Morning round-up: “US forces have fired so many bullets in Iraq and Afghanistan — an estimated 250,000 for every insurgent killed — that American ammunition-makers cannot keep up with demand,” The Independent reports.
Meantime, Benjamin Hart Viges, below, a 29-year-old former soldier who served with the 82nd Airborne Division and saw action in Iraq, including Baghdad and Fallujah, has told how indiscriminate fire from U.S. troops is likely to have killed an untold number of Iraqi civilians. “I don’t know how many innocents I killed with my mortar rounds,” he says.
We know Christopher Hitchens insists it’s a lie — see his debate with George Galloway (scroll down for the video) — but the British medical magazine The Lancet has published a report estimating that as many as 100,000 Iraqi civilians may have been killed as a result of the war.

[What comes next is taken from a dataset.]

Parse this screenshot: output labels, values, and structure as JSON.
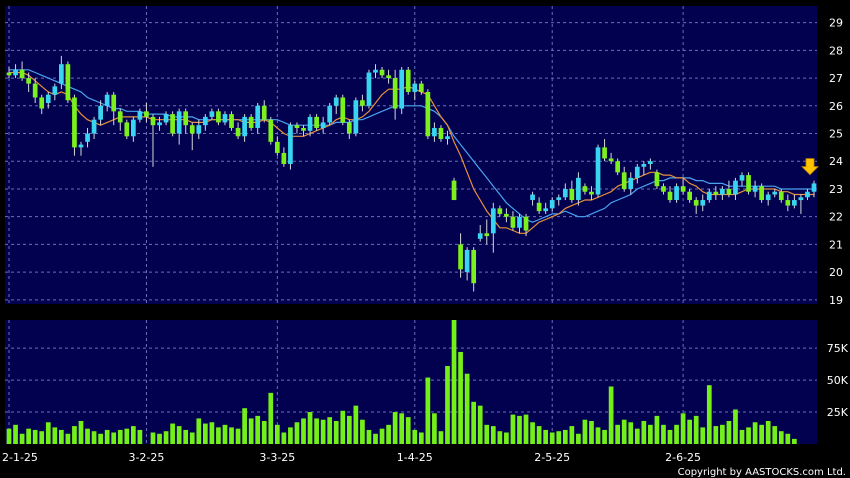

Viges is no flaming liberal. As The Independent also reports, Viges “quit his job as a waiter in Seattle and signed up for the US Army” the day after 9/11. What is more:
[I]t was only when he watched Mel Gibson’s film, “The Passion of the Christ,” that he decided to file for conscientious objector status. “I consider myself a Christian and I thought Jesus wasn’t talking smack,” he told the American-Statesman newspaper, in his current home of Austin, Texas.
Here’s Viges in his own words.
And if anybody had any doubt that the Bullshitter-in-Chief’s regime is protecting the land of the free and the home of the brave from terrorists, British journalist and author Robert Fisk has been denied entry to the U.S. Fisk can always be relied upon to speak truth to power, most recently in this commentary. As Hammond Guthrie writes –he tipped us to that bit of news — “Is it any wonder?”
Finally, The Observer reports, “British troops will start a major withdrawal from Iraq next May under detailed plans on military disengagement to be published next month.” Prime Minister Tony Blair apparently hopes this will show that the threadbare cliché progess is being made still has legs. And as usual, Paul Krugman draws the apt conclusion. In today’s column, “Find the Brownie” (subscription required), he writes: “Something is rotten in the state of the U.S. government.” Obvious, it’s true. But there’s no getting around the “lethal consequences” of the regime’s “culture of cronyism and corruption.”